President Trump’s fixation on economic sanctions and tariffs as a tool to address policy issues from immigration, theft of intellectual property, and nuclear proliferation to dissatisfaction with the trade policies of allies and non-ally governments, restricts the flow of global trade. The US embrace of mercantile trade policies, to the detriment of expanding free trade, is an unsettling developments. And, the United States promotion of this trade approach may well result in undermining the longest business expansion in U.S. history.
There is an old African expression worth reflecting on when we observe the ripple effect of the trade conflict between United States and China. When elephants fight it is the grass which suffers.
Several state, county and city economies, including the Virgin Islands, have not fully recovered from the 2008 recession and the change in business and consumer buying practices. It is apparent in shuttered stores and services, relocated factories, weak economic growth, nascent populism, a push for isolationist-like policies, underemployment and unemployment.
A new recession will adversely change the prospects for many communities and their ability to recover within a lifetime. Our Virgin Islands are clearly in this category. The breadth of the territory’s economy is limited; primarily cruise tourism, services, some manufacturing and government.
An expression we hear in these islands is that when the U.S. economy catches a cold, the Virgin Islands experiences pneumonia.
The Great Recession significantly affected our island economy and government’s ability to deliver services and make the required investment in economic expansion. A catastrophic 2017 hurricane season eroded much of the progress made in the years following 2008. And, Federal tax policy changes in 2018 further destabilized government revenues.
It is not just the inability to address current needs to improve social and community services that is important. It is the widening gap between our situation and that of others in a rapidly changing world. Other communities do not stand and wait for us to catch up. The longer we take to make up lost ground the faster others pull away, widening the relative distance between our respective economies.
We are considerably exposed and vulnerable to the next economic downturn.

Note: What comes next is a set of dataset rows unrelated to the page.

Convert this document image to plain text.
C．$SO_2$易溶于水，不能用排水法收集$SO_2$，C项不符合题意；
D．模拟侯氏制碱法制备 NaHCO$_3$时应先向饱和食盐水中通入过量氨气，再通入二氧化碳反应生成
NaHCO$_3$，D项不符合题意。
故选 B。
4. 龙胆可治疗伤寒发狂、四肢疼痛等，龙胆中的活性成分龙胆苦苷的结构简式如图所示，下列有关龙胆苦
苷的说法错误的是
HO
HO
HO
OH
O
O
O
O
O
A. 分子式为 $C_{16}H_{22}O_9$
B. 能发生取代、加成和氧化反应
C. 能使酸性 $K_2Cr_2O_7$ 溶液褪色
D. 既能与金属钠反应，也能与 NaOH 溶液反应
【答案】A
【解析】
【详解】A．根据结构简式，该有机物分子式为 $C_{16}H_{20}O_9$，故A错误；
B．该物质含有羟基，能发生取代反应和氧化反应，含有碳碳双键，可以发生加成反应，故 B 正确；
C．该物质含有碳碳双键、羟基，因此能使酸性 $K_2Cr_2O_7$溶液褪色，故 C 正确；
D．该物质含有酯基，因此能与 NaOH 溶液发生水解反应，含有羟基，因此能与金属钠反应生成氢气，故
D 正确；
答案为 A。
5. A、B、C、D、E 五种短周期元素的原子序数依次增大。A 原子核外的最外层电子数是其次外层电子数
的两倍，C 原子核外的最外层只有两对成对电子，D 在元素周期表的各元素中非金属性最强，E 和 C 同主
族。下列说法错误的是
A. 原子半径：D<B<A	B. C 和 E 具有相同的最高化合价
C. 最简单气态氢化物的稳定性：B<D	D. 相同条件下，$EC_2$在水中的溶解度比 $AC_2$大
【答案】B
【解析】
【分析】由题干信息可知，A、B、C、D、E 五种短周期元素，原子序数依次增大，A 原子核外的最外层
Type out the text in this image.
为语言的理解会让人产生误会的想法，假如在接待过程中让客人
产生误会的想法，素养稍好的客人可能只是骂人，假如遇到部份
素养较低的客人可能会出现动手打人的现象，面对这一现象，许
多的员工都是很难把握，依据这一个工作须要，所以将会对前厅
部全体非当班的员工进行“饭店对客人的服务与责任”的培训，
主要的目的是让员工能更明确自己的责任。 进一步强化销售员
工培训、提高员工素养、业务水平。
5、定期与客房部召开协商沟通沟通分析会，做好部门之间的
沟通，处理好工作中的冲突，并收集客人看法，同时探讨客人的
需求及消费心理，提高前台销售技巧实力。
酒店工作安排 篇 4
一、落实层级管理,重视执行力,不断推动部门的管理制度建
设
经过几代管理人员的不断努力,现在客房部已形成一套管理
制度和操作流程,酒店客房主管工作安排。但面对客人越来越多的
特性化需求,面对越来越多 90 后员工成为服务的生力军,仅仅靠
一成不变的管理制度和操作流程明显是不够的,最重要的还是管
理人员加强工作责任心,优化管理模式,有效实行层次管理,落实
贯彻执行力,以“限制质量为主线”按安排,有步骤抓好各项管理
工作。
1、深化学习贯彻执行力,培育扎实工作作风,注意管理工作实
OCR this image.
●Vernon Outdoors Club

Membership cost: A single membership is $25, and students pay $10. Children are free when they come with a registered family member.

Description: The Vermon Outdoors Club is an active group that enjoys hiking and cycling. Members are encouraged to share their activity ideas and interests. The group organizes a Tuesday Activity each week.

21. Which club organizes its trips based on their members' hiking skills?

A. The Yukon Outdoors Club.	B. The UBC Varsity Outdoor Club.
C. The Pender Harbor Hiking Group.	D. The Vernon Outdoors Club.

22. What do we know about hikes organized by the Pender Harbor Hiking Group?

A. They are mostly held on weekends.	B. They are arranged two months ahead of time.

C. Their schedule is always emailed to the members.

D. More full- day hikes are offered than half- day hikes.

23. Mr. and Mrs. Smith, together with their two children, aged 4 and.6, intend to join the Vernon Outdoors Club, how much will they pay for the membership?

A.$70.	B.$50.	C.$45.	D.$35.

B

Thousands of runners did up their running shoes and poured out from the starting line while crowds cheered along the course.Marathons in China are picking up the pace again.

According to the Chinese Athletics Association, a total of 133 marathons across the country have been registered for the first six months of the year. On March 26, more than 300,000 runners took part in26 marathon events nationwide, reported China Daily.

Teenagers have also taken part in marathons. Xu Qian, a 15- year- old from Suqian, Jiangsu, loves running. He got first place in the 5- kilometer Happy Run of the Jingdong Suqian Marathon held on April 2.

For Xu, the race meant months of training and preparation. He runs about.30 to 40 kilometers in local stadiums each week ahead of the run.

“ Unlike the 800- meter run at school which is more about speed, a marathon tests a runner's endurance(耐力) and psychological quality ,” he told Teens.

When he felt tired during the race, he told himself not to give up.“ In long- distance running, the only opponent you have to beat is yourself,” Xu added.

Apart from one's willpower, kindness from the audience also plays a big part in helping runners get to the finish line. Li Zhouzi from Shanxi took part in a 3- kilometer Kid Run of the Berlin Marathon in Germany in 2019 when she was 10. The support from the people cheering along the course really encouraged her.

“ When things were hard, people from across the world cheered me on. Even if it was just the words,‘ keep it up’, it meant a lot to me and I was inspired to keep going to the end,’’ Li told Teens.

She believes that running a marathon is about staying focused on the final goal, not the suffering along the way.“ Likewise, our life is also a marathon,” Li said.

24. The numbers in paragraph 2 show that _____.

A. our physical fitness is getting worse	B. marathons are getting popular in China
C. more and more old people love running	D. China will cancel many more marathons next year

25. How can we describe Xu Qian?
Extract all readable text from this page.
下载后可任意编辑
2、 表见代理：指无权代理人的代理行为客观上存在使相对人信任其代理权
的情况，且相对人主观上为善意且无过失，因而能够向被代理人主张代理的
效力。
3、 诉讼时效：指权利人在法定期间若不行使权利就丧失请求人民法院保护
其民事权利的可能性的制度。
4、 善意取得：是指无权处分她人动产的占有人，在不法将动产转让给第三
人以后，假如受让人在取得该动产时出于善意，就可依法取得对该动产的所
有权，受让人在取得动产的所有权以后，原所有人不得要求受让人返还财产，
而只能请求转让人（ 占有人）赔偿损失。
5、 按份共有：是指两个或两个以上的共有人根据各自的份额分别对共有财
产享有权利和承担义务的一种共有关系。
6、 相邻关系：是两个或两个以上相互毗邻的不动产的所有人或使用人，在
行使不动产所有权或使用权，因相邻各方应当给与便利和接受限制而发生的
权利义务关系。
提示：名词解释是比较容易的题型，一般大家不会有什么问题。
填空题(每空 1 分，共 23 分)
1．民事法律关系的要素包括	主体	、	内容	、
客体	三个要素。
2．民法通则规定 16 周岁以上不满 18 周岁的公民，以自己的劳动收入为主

Another recession will position us further behind global competitors. It will distract and divert the attention of corporate partners now committed to increasing business investment, as well as the federal government’s help with hurricane recovery, which we cannot accomplish on our own. News report suggest pledged federal support will be slow in materializing, regardless.
We under-appreciate the importance of financial well-being to address societal challenges. Everything depends on the availability of sufficient funds to change the existing paradigm– from education and training, to health and social well-being, to public safety, to investments in infrastructure, to economic growth and expansion.
If this persists, an increase in the momentum of our downward slide is inevitable. The gap between those who have and those who do not will widen, contributing to further societal instability and lack of economic competitiveness.
That is the risk of further global economic slowdown or a worst, another recession, to our local economy.